MacroScope

Euro bailouts — one out, one in

We had thought the end-of-week EU summit was going to be a lacklustre affair but things are starting to bubble up.

Ireland announced last night it would issue its first new 10-year bond since it was bailed out in 2010. It sounds like the books on the syndicated issue will open today with dealers predicting strong demand. This is a crucial step in Dublin becoming the success story the euro zone desperately craves. Some European Central Bank policymakers have said the bank’s bond-buying programme could be deployed to help Ireland once it has demonstrated its ability to issue debt in a variety of maturities. Others, notably Bundesbank chief Jens Weidmann, appear less keen on the idea.

With yields below four percent (they peaked above 15 percent in 2011) and needing to raise only a few billion in debt this year, it’s not clear that Ireland even needs ECB help to put the bailout behind it, but bond-buying support would certainly seal its exit and also show the ECB’s intent to markets. Further down the line, it will be worth pondering whether Ireland’s journey demonstrates that austerity was the right medicine. Plenty of euro zone policymakers will say so. The interesting question to address would be whether Dublin could have got there faster with more leeway to boost growth and therefore tax revenues.

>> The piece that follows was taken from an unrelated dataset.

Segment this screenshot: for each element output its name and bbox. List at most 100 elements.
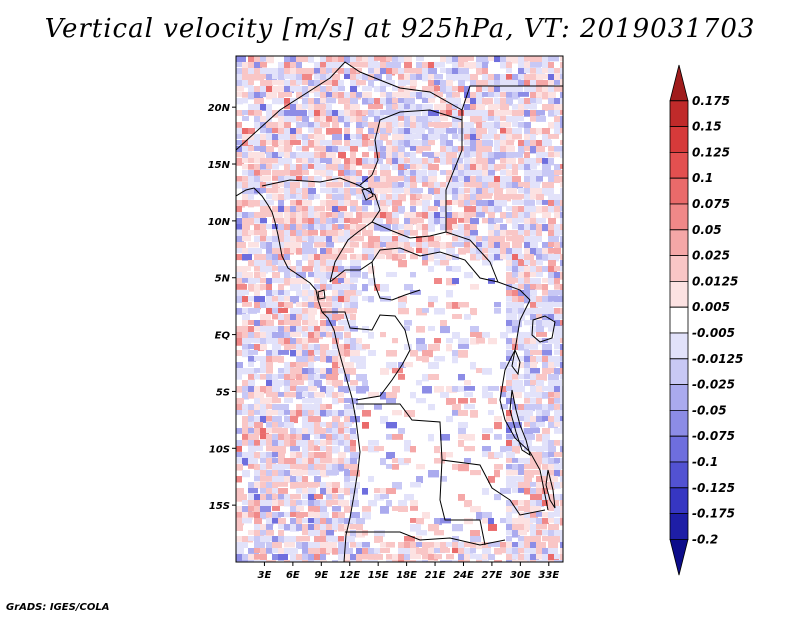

We know euro zone leaders will meet along with ECB president Mario Draghi as an adjunct to the Thursday/Friday summit. Draghi will doubtless press for a continuation of austerity and structural reforms. It would be no surprise if he was quizzed on his plans for Ireland too, not to mention Italy which holds a three- and 15-year bond auction today. Borrowing costs are likely to rise again although the paper will be sold. Yesterday, yields climbed at a one-year debt sale while a short-term bill auction in Spain saw borrowing costs fall. It is unclear whether the ECB backstop will encompass Italy, given its political turmoil, but it would almost certainly be there for the rest of the euro zone if needed so the threat of contagion is much diminished.

As one heads out, another heads in. Discussion around a Cyprus bailout is reaching a denouement. Nicosia may have to accept the imperative to raise taxes and slap a temporary levy on bank deposits. As a result the amount of money it needs from the EU, and maybe Russia, would be more like 10-13 billion euros rather than the initial estimate of 17 billion. This is not a done deal but with the new Cypriot president making his debut at the Brussels summit it’s going to be a live issue.

Today in the euro zone

Investors who bought Greek default insurance discover how much they will be paid today. Memories of the chaos that flowed from CDS payouts after the collapse of Lehmans mean there is a degree of nervousness but the signs are this will be nothing like as serious.

A  payout of around $2.5 billion to holders of the insurance contracts on Greek bonds will not cause the calamity once feared by euro zone politicians and the ECB as it represents a drop in the ocean of losses investors have already taken on money lent to Greece. That doesn’t mean, however,  that a few banks have not been foolish enough to write vast amounts of contracts on Greek debt which will now fall due.

There is a complex auction process to go through where bonds are bought and sold in order to determine a final price, or ‘recovery rate’. That will also give a more accurate guide to the market outlook for Greece since the new bonds issued as part of the bond swap are barely being traded so far. That view ain’t likely to be pretty.